Project Leader

Dr Anne Sawyer, University of Queensland




Myrtle Rust Action Plan Objective 4.3 is to explore methods for resistance and control. In an earlier Foundation project (PBSF034) , we developed RNA interference (RNAi)vaccines that reduced myrtle rust infection on Syzygium jambos. We are on track to complete the project this year, with remaining experiments on RNA uptake/movement in plants and effectiveness of the RNAi vaccines on Decaspermum humile and Syzygium hodgkinsoniae underway. Our next step is to translate these findings to benefit Myrtaceae-based industries and the environment and develop a vaccine registration package with Nufarm.

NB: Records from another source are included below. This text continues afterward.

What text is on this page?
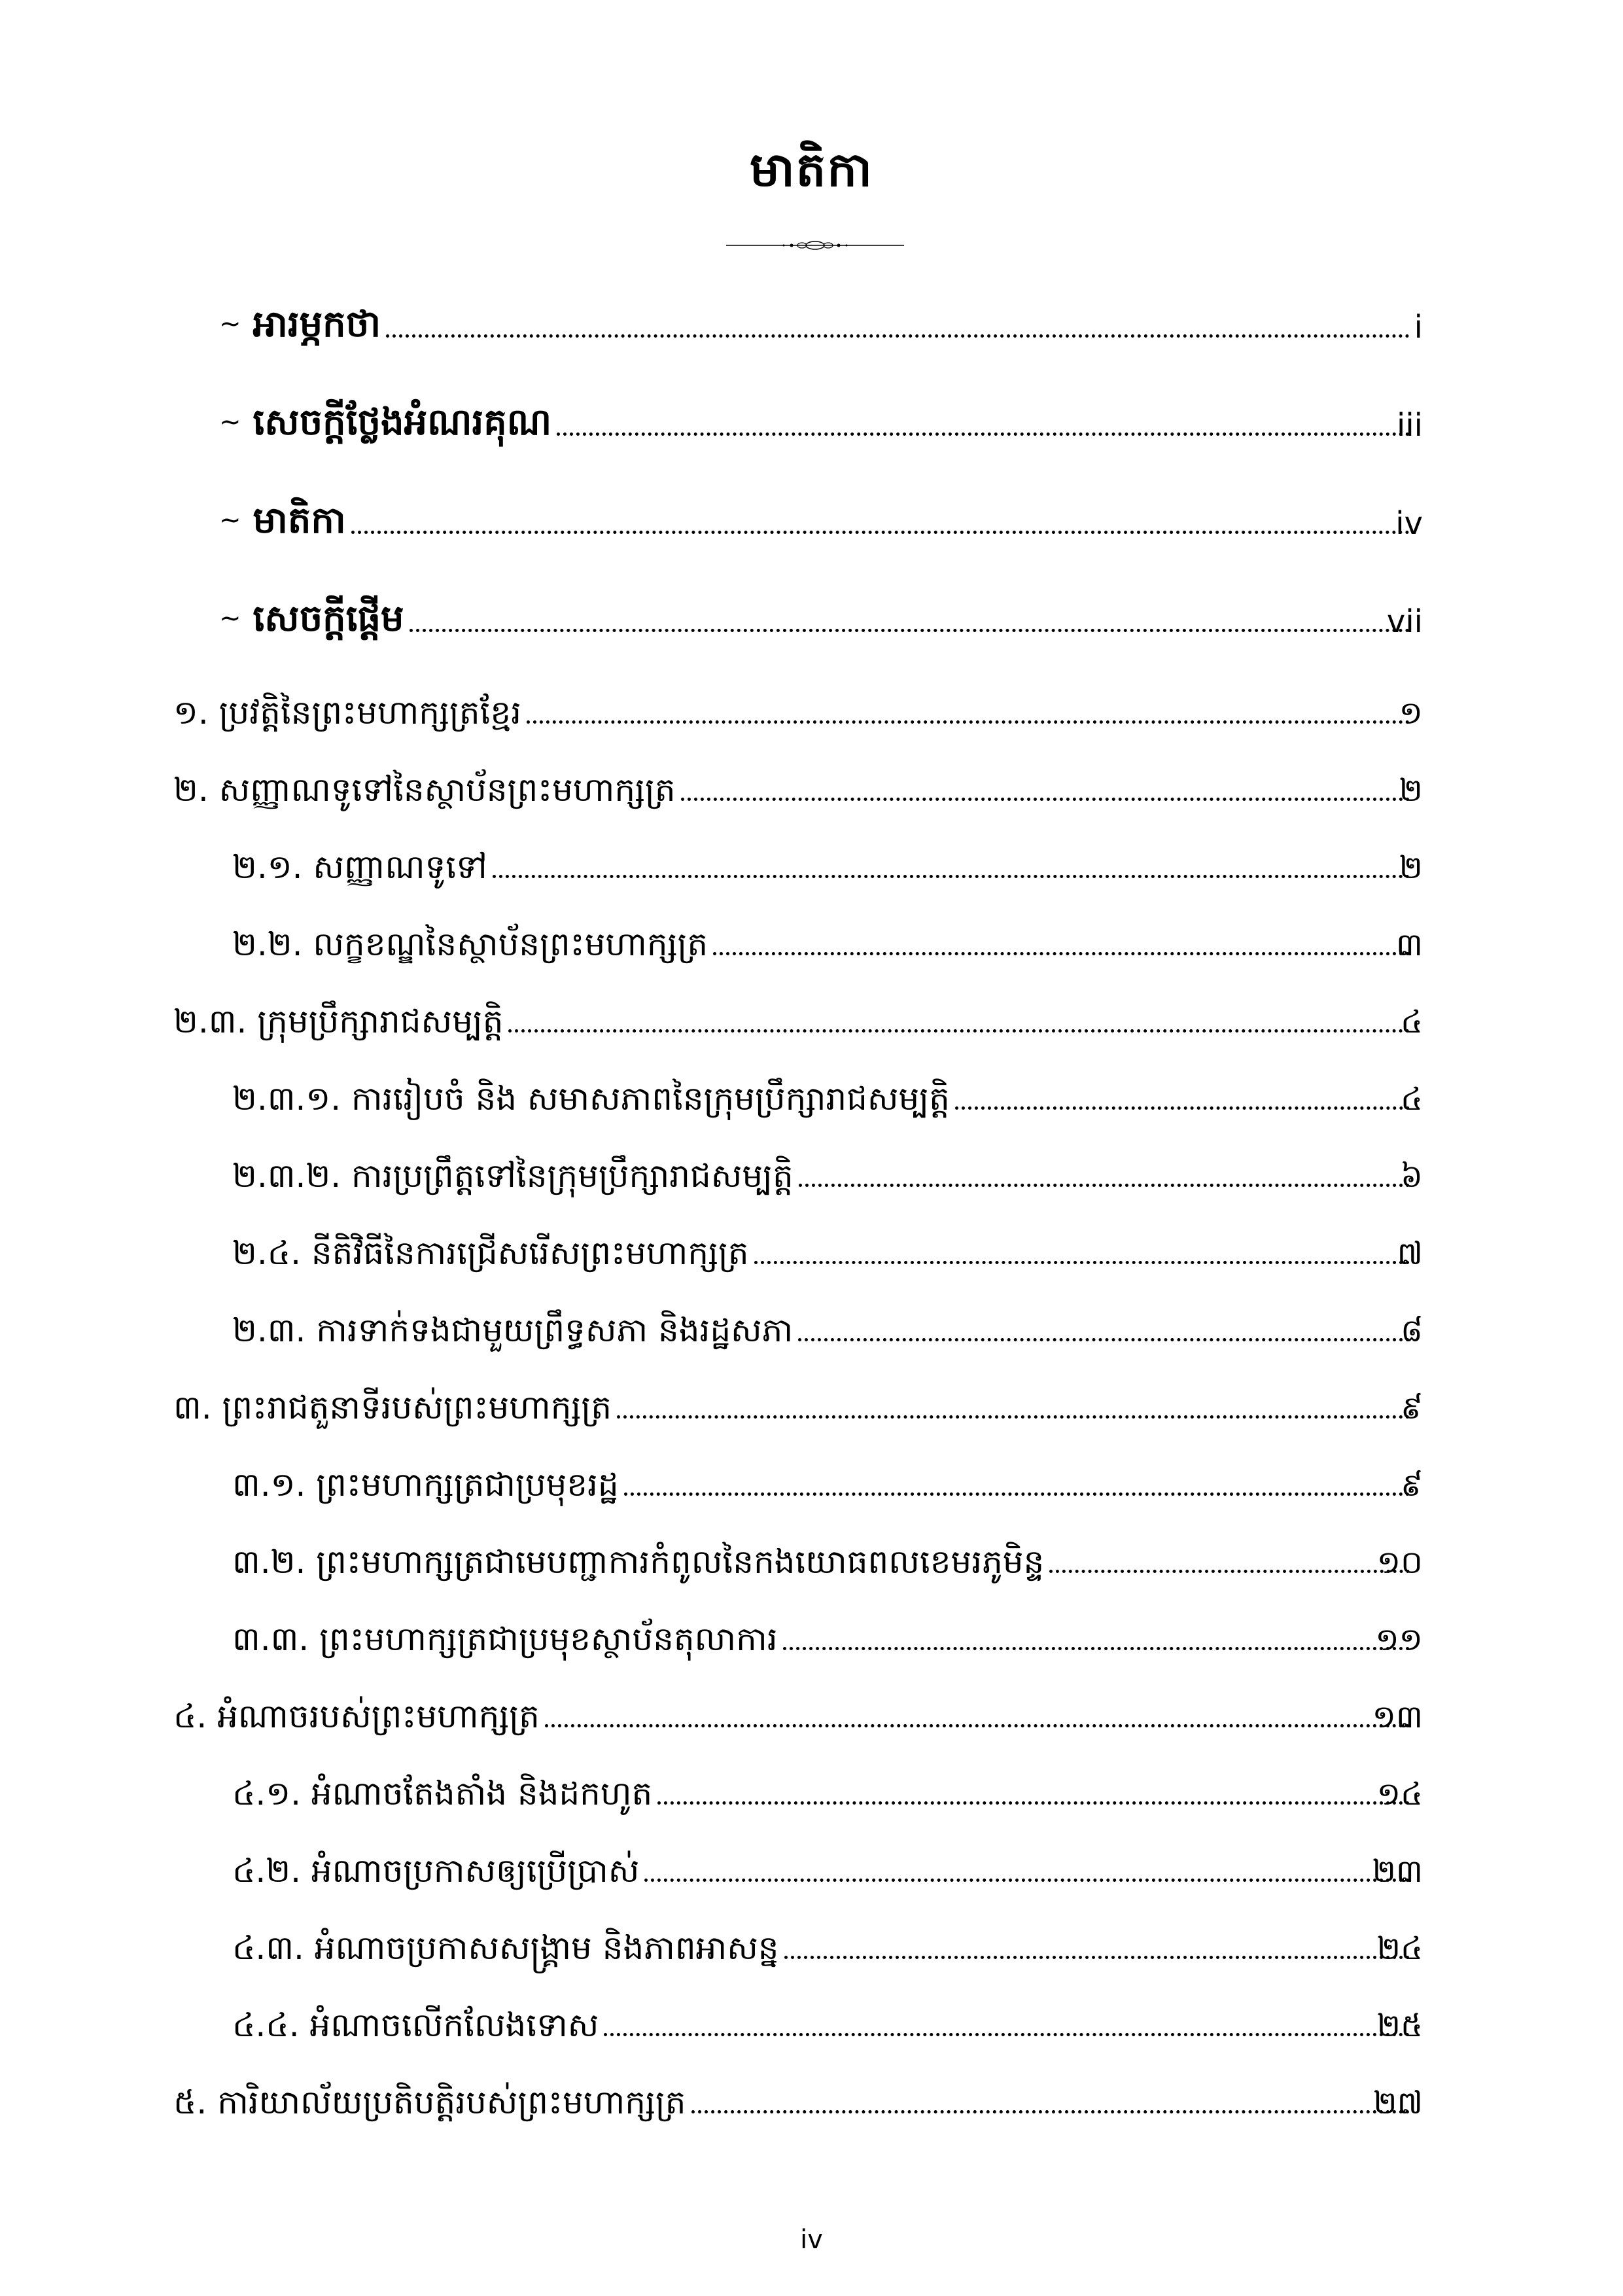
មាតិកា
~ អារម្ភកថា	i
~ សេចក្តីថ្លែងអំណរគុណ	iii
~ មាតិកា	iv
~ សេចក្តីផ្តើម	vii
១. ប្រវត្តិនៃព្រះមហាក្សត្រខ្មែរ	១
២. សញ្ញាណទូទៅនៃស្ថាប័នព្រះមហាក្សត្រ	២
២.១. សញ្ញាណទូទៅ	២
២.២. លក្ខខណ្ឌនៃស្ថាប័នព្រះមហាក្សត្រ	៣
២.៣. ក្រុមប្រឹក្សារាជសម្បត្តិ	៤
២.៣.១. ការរៀបចំ និង សមាសភាពនៃក្រុមប្រឹក្សារាជសម្បត្តិ	៤
២.៣.២. ការប្រព្រឹត្តទៅនៃក្រុមប្រឹក្សារាជសម្បត្តិ	៦
២.៤. នីតិវិធីនៃការជ្រើសរើសព្រះមហាក្សត្រ	៧
២.៣. ការទាក់ទងជាមួយព្រឹទ្ធសភា និងរដ្ឋសភា	៨
៣. ព្រះរាជតួនាទីរបស់ព្រះមហាក្សត្រ	៩
៣.១. ព្រះមហាក្សត្រជាប្រមុខរដ្ឋ	៩
៣.២. ព្រះមហាក្សត្រជាមេបញ្ជាការកំពូលនៃកងយោធពលខេមរភូមិន្ទ	១០
៣.៣. ព្រះមហាក្សត្រជាប្រមុខស្ថាប័នតុលាការ	១១
៤. អំណាចរបស់ព្រះមហាក្សត្រ	១៣
៤.១. អំណាចតែងតាំង និងដកហូត	១៤
៤.២. អំណាចប្រកាសឲ្យប្រើប្រាស់	២៣
៤.៣. អំណាចប្រកាសសង្គ្រាម និងភាពអាសន្ន	២៤
៤.៤. អំណាចលើកលែងទោស	២៥
៥. ការិយាល័យប្រតិបត្តិរបស់ព្រះមហាក្សត្រ	២៧
iv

The goal of the proposed project is to prepare RNAi vaccines for in-field applications.

Objectives and Impact

The overall goal of this project, which aligns with Dr Anne Sawyer’s proposed mid-career Advance Queensland Industry Research Fellowship and new partnership with Scion New Zealand, is to prepare RNAi vaccines for field applications through the following aims:
1: Determine the best RNAi vaccine delivery method
2: Determine the longevity of RNAi vaccine-mediated disease protection
3: Test RNAi vaccine efficacy in the field

We will test the ability of different plant tissues (young/old leaves/stems) to take up dsRNA and through RNA extractions and northern blotting examine whether dsRNA moves to distal/newly forming tissue. Longevity of protection will be determined by harvesting tissue at different timepoints (e.g. 1 week, 2 weeks) post dsRNA application. Whole plant bioassays will be performed on Very High priority species (Myrtle Rust Action Plan) Decaspermum humile and Syzygium hodgkinsoniae, and economically and culturally important species Backhousia citriodora and Melaleuca alternifolia to confirm disease protection at the various time points post RNA application in the field. We will work closely with Nufarm to test various formulations for in-field vaccine stability. This project uses new technology to protect iconic Australian Myrtaceae species from myrtle rust, with long-term benefits for Myrtaceae-based industries, conservation and biodiversity.